Had we reached a new and more civilised accommodation with our fellow man? Economies boomed, almost all social indicators of well-being (crime, health, wealth etc.) saw unprecedented positive trajectories. For many in the UK the quality of life appeared to indicate that they were living in a true golden age. The challenge for western governments was to extend the benefits of this golden age to those within our communities who were not yet experiencing it.
However, as I sit here writing, that consensus seems a long way off. So how did we get here? Never a day passes when I don’t read angry, hate filled attempts at forced conversion on my social media feeds. People demonstrating hatred towards those purely on the basis of how they believe society should be organised, which god they worship or don’t, who they love, the pronouns they use to describe others, the clothes they wear, the food they eat, which school they went to….the list is infinite. It seems that no matter how innocuous your life is there’s a group of people on Twitter who will really hate you for it.
Often individuals express themselves outside of the tolerance of a certain group. They can suddenly find themselves the subject of condemnation from hundreds if not thousands of social media users. The social media equivalent of public torture jeered on by the masses. The ultimate demonstration of cyber forced conversion. After such a display who would dare to risk the fury of the mob in the future? Unsurprisingly those who do wield real power have seen the potential of manipulating and drawing upon this potential for spontaneous outrage and hatred for political or commercial advantage.

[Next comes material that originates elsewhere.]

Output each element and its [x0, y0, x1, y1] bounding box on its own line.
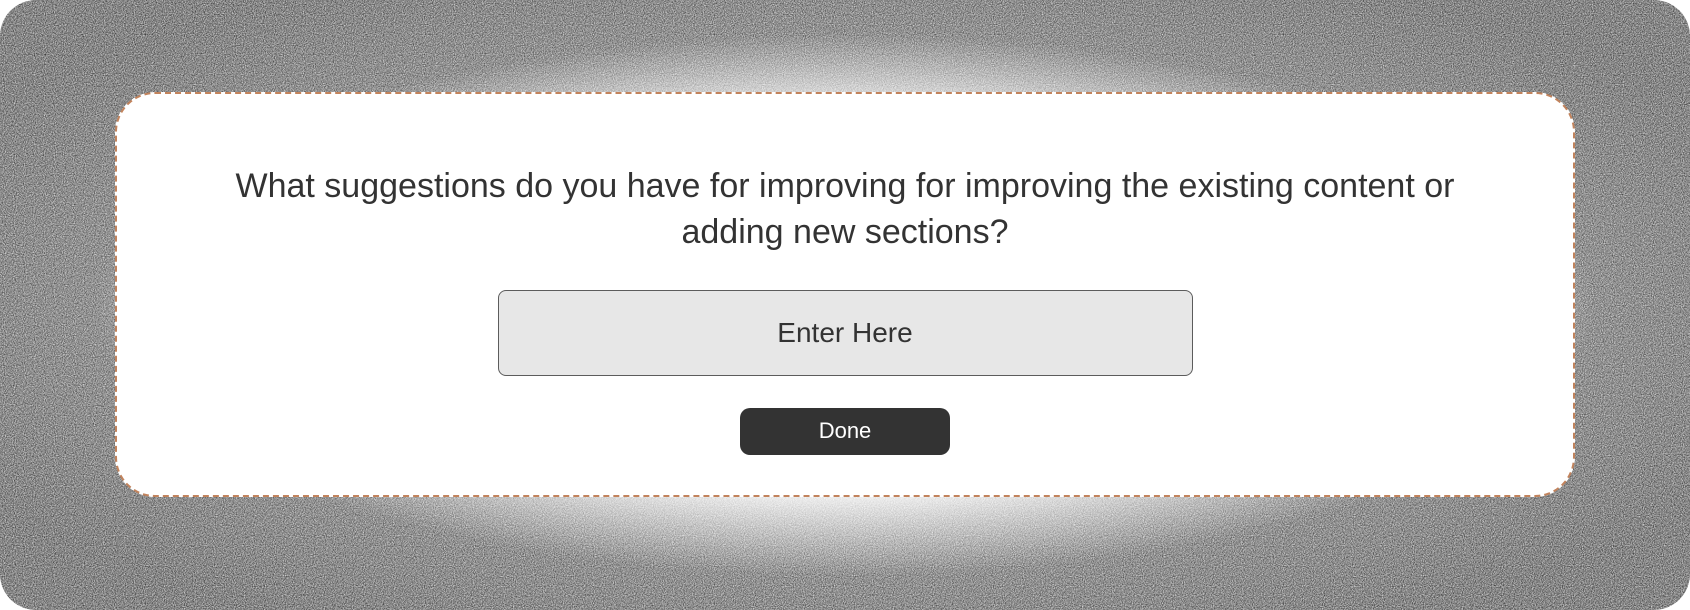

I’m very concerned about the future of politics in the west. Contemporary political discourse is riddled with attempts at forced conversion. Our politicians, supported by baying traditional and social media mobs attempt to assassinate each other’s character. Supposedly authoritative voices on current affairs shows demonstrate ever more contempt for each other and even the hosts of such shows have seemingly abandoned any attempt to objectively chair debates. Elected officials regularly receive death threats, even from those supposedly on their same side.
Hatred almost inevitably leads to violence. If we are to avoid our fractured political climate descending further then we all need to have a hard look at ourselves in the mirror. We need to start listening and debating rather than denigrating and condemning. We need to push political power downwards into the hands of all individuals so that everybody feels part of the body politic. We need to get back to the things that matter. Delivering the relative golden age many have experienced in the UK to everybody within our society.
My concern is that the UK is slipping into a US style culture war. The same group of people always bears the brunt of the inevitable political paralysis culture wars bring. Those who had least to lose in the first place.